Sur l’appel en garantie de la société Ecorenove :
Le tribunal a débouté la sarl BNP Paribas Personal Finance de sa demande tendant à la condamnation de la SAS Ecorenove à garantir l’emprunteur du remboursement du prêt au visa de l’article L 312-56 lequel dispose que si la résolution judiciaire du contrat principal survient du fait du vendeur. En effet, le premier juge a considéré que la faute personnelle du prêteur faisait obstacle à la recevabilité de sa demande de garantie formée contre le fournisseur.
La société BNP Paribas Personal Finance sollicite la fixation de sa créance au passif de la société Ecorenove à hauteur de la somme de 34 900 euros.
Le liquidateur de la société Ecorenove n’ayant pas constitué avocat ne s’est pas prononcé sur les mérites de cet appel en garantie.
La cour relève que cet appel en garantie est fondé sur l’article L312-56 du code de la consommation. En cas de défaillance du vendeur dans l’exécution de ses obligations ayant entraîné la résolution du contrat de vente, la protection du consommateur prévue par cette disposition du code de la consommation permet à l’emprunteur de se faire garantir par le vendeur du remboursement du capital prêté auquel il est tenu.

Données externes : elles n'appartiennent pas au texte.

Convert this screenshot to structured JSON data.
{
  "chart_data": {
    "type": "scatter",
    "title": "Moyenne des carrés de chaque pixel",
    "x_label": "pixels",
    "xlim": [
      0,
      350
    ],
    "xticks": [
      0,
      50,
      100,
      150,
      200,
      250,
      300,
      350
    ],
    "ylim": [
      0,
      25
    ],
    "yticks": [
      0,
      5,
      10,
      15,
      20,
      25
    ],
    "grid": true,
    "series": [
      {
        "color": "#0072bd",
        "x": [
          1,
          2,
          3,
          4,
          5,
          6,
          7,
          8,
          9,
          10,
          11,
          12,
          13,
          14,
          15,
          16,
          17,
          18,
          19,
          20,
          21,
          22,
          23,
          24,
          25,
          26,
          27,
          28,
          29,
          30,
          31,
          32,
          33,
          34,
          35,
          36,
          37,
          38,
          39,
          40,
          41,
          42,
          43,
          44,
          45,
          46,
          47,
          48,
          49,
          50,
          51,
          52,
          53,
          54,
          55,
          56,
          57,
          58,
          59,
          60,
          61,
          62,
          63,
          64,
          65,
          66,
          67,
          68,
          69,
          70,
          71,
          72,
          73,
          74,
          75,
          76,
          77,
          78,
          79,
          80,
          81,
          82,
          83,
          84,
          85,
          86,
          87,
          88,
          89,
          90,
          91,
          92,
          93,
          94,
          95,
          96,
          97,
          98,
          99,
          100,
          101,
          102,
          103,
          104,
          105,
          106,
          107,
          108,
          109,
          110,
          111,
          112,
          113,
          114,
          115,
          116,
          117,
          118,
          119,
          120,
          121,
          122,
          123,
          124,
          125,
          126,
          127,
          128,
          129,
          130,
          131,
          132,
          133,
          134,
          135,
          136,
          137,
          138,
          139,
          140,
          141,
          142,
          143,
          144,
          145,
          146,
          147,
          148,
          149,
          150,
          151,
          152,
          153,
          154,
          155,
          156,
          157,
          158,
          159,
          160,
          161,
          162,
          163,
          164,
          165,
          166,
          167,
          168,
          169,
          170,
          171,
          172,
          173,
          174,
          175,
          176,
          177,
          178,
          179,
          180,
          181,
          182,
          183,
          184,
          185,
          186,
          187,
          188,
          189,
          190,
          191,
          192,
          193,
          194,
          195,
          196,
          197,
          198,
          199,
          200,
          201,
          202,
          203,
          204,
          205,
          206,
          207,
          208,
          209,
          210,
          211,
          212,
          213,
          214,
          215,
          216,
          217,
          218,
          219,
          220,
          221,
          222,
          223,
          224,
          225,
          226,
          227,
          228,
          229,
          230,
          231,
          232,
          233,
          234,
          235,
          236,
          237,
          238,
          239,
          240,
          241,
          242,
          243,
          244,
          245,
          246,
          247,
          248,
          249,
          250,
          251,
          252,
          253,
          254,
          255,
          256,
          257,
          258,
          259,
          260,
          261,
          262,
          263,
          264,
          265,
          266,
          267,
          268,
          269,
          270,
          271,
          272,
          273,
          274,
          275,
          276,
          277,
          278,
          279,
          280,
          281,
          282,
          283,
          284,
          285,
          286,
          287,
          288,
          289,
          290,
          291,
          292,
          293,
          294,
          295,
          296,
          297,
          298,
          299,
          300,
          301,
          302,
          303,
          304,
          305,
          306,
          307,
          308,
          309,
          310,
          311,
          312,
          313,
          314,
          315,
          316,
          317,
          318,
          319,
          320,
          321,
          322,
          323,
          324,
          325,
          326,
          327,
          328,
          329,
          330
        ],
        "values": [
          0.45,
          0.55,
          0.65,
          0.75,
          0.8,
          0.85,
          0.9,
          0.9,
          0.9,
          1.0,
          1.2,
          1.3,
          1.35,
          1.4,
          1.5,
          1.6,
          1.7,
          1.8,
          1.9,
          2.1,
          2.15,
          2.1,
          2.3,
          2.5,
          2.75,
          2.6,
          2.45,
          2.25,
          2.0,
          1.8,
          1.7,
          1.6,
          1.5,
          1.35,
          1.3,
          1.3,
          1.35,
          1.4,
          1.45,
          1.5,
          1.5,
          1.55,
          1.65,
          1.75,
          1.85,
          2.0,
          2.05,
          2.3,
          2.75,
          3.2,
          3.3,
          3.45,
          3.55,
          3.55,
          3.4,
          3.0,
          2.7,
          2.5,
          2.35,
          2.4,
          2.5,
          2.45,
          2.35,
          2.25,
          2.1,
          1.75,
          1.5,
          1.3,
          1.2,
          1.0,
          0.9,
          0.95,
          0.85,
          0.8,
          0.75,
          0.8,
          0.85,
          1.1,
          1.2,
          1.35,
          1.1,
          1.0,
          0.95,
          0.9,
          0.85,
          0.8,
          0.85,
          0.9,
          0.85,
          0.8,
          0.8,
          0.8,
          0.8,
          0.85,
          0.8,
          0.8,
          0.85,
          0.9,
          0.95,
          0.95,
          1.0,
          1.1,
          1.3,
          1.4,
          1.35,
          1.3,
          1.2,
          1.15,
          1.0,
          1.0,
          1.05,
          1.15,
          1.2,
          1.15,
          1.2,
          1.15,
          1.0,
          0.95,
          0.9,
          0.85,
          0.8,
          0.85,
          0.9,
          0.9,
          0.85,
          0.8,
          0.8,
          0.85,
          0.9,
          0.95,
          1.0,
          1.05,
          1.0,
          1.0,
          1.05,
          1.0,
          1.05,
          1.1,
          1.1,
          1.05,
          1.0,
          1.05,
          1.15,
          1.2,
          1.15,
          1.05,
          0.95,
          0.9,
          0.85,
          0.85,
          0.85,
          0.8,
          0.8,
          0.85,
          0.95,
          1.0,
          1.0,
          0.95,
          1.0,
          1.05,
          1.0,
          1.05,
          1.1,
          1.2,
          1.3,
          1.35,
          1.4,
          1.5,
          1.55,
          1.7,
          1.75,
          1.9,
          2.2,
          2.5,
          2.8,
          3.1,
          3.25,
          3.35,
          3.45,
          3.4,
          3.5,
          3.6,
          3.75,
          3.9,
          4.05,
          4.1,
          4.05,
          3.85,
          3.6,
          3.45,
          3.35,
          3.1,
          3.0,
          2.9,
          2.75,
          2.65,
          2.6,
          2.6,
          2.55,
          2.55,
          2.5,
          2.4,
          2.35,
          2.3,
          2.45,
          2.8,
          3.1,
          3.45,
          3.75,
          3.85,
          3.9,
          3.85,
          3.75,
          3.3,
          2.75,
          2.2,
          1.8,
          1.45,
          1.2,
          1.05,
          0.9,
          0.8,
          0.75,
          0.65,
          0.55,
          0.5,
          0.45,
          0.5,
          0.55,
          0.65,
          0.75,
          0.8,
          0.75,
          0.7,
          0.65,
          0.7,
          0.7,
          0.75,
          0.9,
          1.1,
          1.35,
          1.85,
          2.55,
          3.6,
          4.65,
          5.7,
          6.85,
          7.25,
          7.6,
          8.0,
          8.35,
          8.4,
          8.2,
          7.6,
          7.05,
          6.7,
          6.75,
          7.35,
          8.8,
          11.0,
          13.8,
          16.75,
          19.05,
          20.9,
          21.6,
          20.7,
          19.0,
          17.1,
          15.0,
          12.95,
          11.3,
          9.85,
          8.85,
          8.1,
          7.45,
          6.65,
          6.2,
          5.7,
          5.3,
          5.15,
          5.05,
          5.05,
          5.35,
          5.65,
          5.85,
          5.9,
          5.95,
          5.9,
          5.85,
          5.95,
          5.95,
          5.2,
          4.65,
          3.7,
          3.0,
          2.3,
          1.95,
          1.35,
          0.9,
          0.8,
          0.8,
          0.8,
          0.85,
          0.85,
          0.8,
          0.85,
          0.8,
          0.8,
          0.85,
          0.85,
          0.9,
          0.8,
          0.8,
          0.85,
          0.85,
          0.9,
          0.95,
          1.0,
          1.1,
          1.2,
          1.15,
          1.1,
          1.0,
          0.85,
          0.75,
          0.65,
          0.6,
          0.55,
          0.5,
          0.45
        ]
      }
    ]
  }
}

Cette disposition est étrangère à la relation contractuelle entre les époux [V], la société Ecorenove et la société BNP Paribas Personal Finance . Comme il a été jugé supra et conclu par le prêteur lui-même, le bon de commande du 4 novembre 2014 et le crédit affecté qui en est l’accessoire ne sont pas soumis aux dispositions protectrices du code de la consommation.

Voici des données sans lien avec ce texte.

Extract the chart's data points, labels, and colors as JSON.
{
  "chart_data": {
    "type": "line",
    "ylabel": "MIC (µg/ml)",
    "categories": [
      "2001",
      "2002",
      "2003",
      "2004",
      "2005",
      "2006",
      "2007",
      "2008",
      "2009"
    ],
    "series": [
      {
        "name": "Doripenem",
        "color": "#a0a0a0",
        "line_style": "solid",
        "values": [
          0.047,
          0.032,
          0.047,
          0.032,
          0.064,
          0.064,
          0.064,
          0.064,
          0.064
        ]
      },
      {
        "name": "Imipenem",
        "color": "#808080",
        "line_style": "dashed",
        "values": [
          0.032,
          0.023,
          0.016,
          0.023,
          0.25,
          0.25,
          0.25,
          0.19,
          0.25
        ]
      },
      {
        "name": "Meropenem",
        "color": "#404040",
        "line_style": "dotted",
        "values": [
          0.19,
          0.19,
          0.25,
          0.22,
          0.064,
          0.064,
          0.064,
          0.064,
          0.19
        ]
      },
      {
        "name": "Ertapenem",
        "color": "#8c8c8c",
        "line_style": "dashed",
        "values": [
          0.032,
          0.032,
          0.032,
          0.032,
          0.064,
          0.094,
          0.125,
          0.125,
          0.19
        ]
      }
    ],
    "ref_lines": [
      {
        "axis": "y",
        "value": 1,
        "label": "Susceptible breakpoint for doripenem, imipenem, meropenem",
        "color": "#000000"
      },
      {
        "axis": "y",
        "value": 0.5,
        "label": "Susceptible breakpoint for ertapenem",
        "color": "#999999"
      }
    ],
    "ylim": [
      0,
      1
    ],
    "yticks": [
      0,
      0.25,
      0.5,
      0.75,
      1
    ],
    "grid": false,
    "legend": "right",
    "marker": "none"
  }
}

Les premiers juges ont donc à raison débouté la société BNP paribas Personal Finance de sa demande de garantie dirigée contre la société Ecorenove.
Sur l’article 700 du code de procédure civile :
Il est équitable de condamner la société BNP Paribas Personal Finance à payer à [D] [V] la somme de 1500 euros sur le fondement de l’article 700 du code de procédure civile.
PAR CES MOTIFS,
LA COUR :
Infirme le jugement partiellement en ce qu’il a constaté qu’aucun contrat écrit n’avait été formalisé entre la société Ecorenove et les époux [V] et en ce qu’il a prononcé la nullité du contrat principal et la nullité subséquente du contrat de crédit affecté pour non-respect des dispositions du code de la consommation,
Statuant à nouveau sur ces points,
Juge que les époux [V] et la société Ecorenove ont signé un bon de commande écrit le 4 novembre 2014,
Juge que les dispositions du code de la consommation ne sont pas applicables au bon de commande du 4 novembre 2014,
Prononce la résolution pour inexécution du contrat principal et celle subséquente du contrat de crédit affecté,
Confirme pour le surplus le jugement entrepris,
Y ajoutant,
Autorise [D] [V], à défaut d’enlèvement du matériel par le liquidateur de la société Ecorenove dans le délai de trois mois suivant la signification du présent arrêt, à porter lesdits matériels dans un centre de tri,
Condamne la société BNP Paribas Personal Finance à payer à [D] [V] la somme de 1500 euros sur le fondement de l’article 700 du code de procédure civile,
La condamne aux dépens.
Arrêt signé par la présidente et par la greffière.